A strange statistical glitch has been recorded with the Shiba Inu ($SHIB) coin. In just one day, the number of on-chain transactions collapsed by 95% — from a peak of 78,558 transfers to a modest 3,922, according to CryptoQuant.
This powerful spike on July 6 became the largest for $SHIB since last October. However, the speed with which the metrics returned to normal turned the situation into a real on-chain detective story.
Usually, such jumps happen when a major crypto exchange is cleaning up its wallets and massively moving client funds into secure cold storage. But this time, that logic failed, as on-chain data from the analytics platform Arkham showed that on July 6, exchange flow charts were completely empty.
The theory that inflows and outflows simply matched each other perfectly and canceled each other out does not hold, because Arkham counts the total volume of operations, and if exchanges had been moving funds, giant bars would have appeared on the chart. Instead, the liquidity curve of trading platforms literally froze.
What really triggered the activity collapse
While the transaction counter was going crazy, the $SHIB token itself behaved remarkably calmly.

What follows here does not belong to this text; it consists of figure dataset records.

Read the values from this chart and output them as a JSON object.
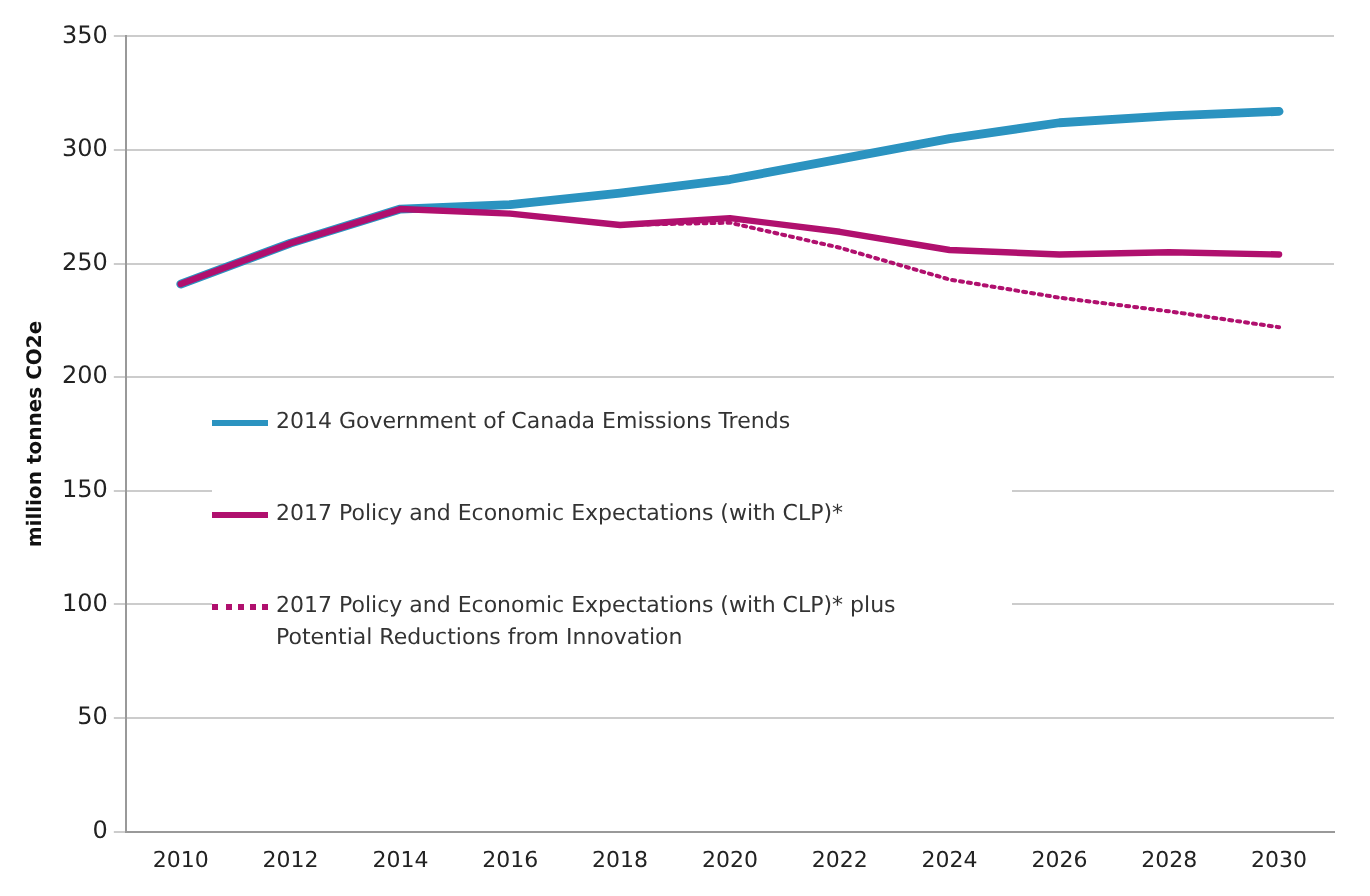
{
  "chart_data": {
    "type": "line",
    "ylabel": "million tonnes CO2e",
    "categories": [
      "2010",
      "2012",
      "2014",
      "2016",
      "2018",
      "2020",
      "2022",
      "2024",
      "2026",
      "2028",
      "2030"
    ],
    "series": [
      {
        "name": "2014 Government of Canada Emissions Trends",
        "color": "#2b93c0",
        "line_style": "solid",
        "values": [
          241,
          259,
          274,
          276,
          281,
          287,
          296,
          305,
          312,
          315,
          317
        ]
      },
      {
        "name": "2017 Policy and Economic Expectations (with CLP)*",
        "color": "#b0106e",
        "line_style": "solid",
        "values": [
          241,
          259,
          274,
          272,
          267,
          270,
          264,
          256,
          254,
          255,
          254
        ]
      },
      {
        "name": "2017 Policy and Economic Expectations (with CLP)* plus Potential Reductions from Innovation",
        "color": "#b0106e",
        "line_style": "dotted",
        "values": [
          241,
          259,
          274,
          272,
          267,
          268,
          257,
          243,
          235,
          229,
          222
        ]
      }
    ],
    "ylim": [
      0,
      350
    ],
    "yticks": [
      0,
      50,
      100,
      150,
      200,
      250,
      300,
      350
    ],
    "grid": "y",
    "legend": "left",
    "marker": "none"
  }
}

Its price did not even flinch, remaining in its usual narrow range near $0.0000042.
If ordinary traders had made those 78,000 transfers, the market would have immediately been shaken by volatility. The fact that the price completely ignored the burst of activity proves one thing — the large amounts of $SHIB being moved were fully isolated from exchange order books and had no impact on trading.
Ordinary users cannot coordinate and stop transferring cryptocurrency in one second. An instant 95% collapse in activity means only one thing: someone launched an automated script that ran thousands of transactions and switched it off immediately after completing its task.
Since exchanges are officially ruled out, only two options remain:
- A large whale's maneuver: Some fund or early investor was redistributing holdings strictly between personal private wallets, deliberately bypassing exchanges for secrecy.
- Technical tests: Developers of some crypto project or bridge were stress-testing their smart contracts directly on the live Ethereum network.
In the end, there is no conspiracy or market panic behind this sudden collapse in metrics. The entire "anomaly" is merely the digital trace of one isolated automated script, after which the network simply "exhaled" and instantly returned to its usual organic routine.